Visitar Solsona es como viajar a un pasado amurallado medieval. Esta ciudad con carácter cuenta con un notable legado historicocultural. Su tesoro patrimonial se debe en parte a su obispado, que acumuló gran cantidad de piezas de arte, desde el neolítico hasta el siglo XX. Todas se pueden ver en el Museo Diocesano y Comarcal.

Los retablos barrocos del siglo XVIII son otra joya de valor artístico de Solsona y de la comarca. Entre los más destacados se encuentran el de la capilla de la Mare de Déu del Claustre de la catedral de Santa Maria de Solsona, también los de las iglesias de Sant Pere Matamargó (Pinós) y la de Sant Llorenç de Morunys.

Todos ellos se pueden admirar en una ruta por 14 edificios imprescindibles de este movimiento artístico. El centro de interpretación del Espai Solsonès Barroc, situado en Riner, ofrece una excelente contextualización de este estilo arquitectónico a través de obras de arte y audiovisuales.

Solsona es la ciudad de Cataluña con más gigantes y bestiario popular. Un hecho que se evidencia con la celebración del Carnaval. Esta fiesta única basada en la mofa y la exageración mantiene su esencia desde el siglo XVII. Los bailes de gigantes locos y los animales del bestiario popular son todo un espectáculo de color. No te pierdas el Cuarto de los Gigantes, donde cada sábado se organizan visitas guiadas.
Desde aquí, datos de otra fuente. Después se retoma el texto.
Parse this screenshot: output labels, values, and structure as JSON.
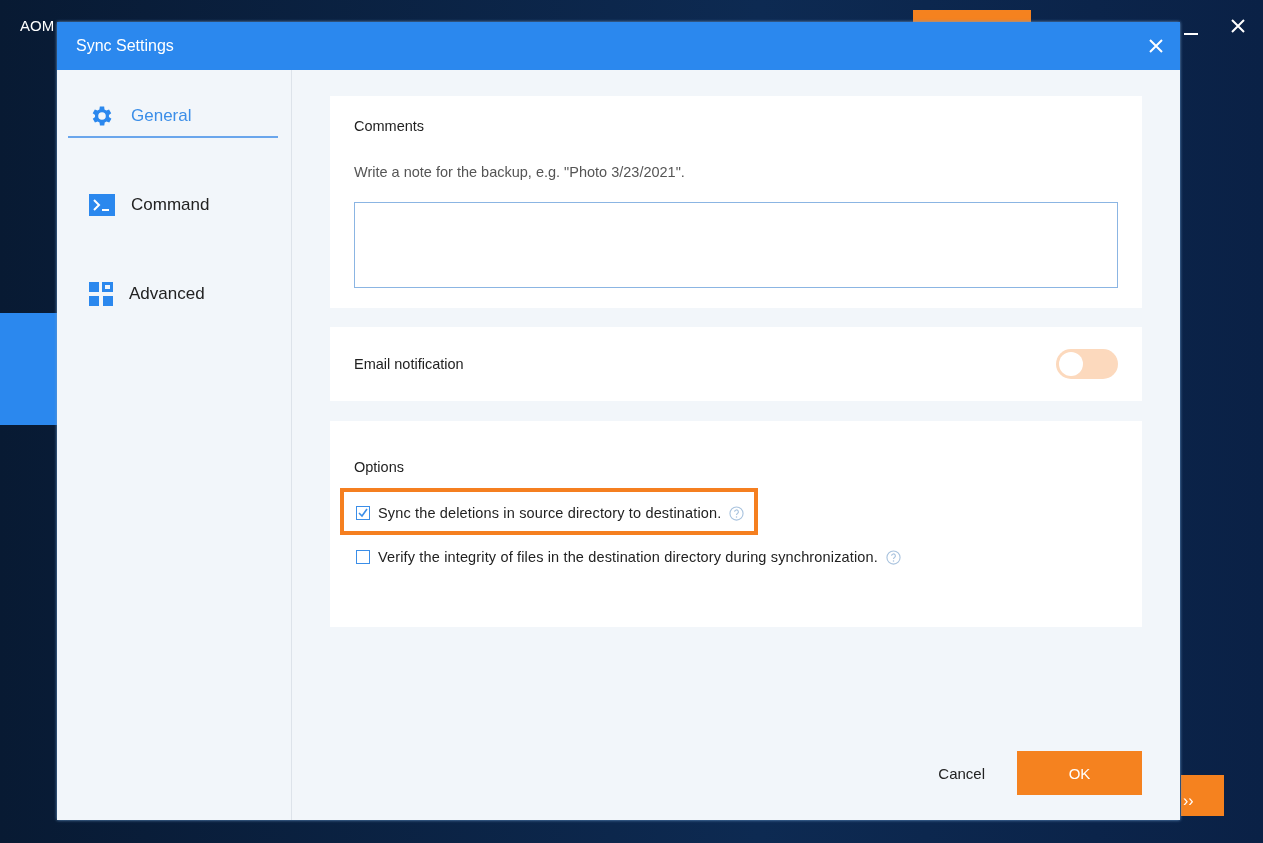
{
  "app": {
    "title": "AOM",
    "next_button": "››"
  },
  "dialog": {
    "title": "Sync Settings",
    "tabs": [
      {
        "label": "General",
        "kind": "gear",
        "selected": true
      },
      {
        "label": "Command",
        "kind": "terminal",
        "selected": false
      },
      {
        "label": "Advanced",
        "kind": "grid",
        "selected": false
      }
    ],
    "comments": {
      "label": "Comments",
      "hint": "Write a note for the backup, e.g. \"Photo 3/23/2021\"."
    },
    "email": {
      "label": "Email notification",
      "on": false
    },
    "options": {
      "label": "Options",
      "items": [
        {
          "label": "Sync the deletions in source directory to destination.",
          "checked": true,
          "highlighted": true
        },
        {
          "label": "Verify the integrity of files in the destination directory during synchronization.",
          "checked": false,
          "highlighted": false
        }
      ]
    },
    "buttons": [
      {
        "label": "Cancel",
        "kind": "text"
      },
      {
        "label": "OK",
        "kind": "primary"
      }
    ]
  }
}
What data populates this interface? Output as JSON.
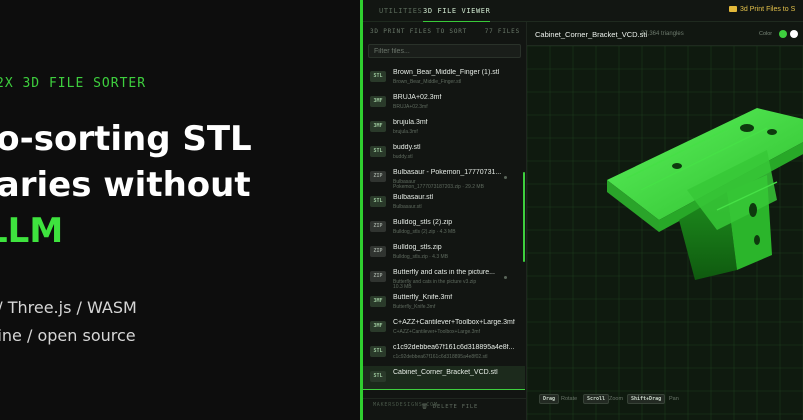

Aquí se guardan todas las bestias, gigantes y cabezudos que salen a las calles durante la Fiesta Mayor y el Corpus.

El entorno natural de Solsona invita a disfrutar de rutas en bicicleta por el parque de la Mare de la Font o recorrer la cuenca del río Ribera Salada, que cuenta con varios miradores para apreciar el paisaje montañoso de los Pirineos de Cataluña. Aprovecha para visitar el castillo de Castellvell, situado sobre una colina para disfrutar de las vistas panorámicas al cementerio modernista de Olius.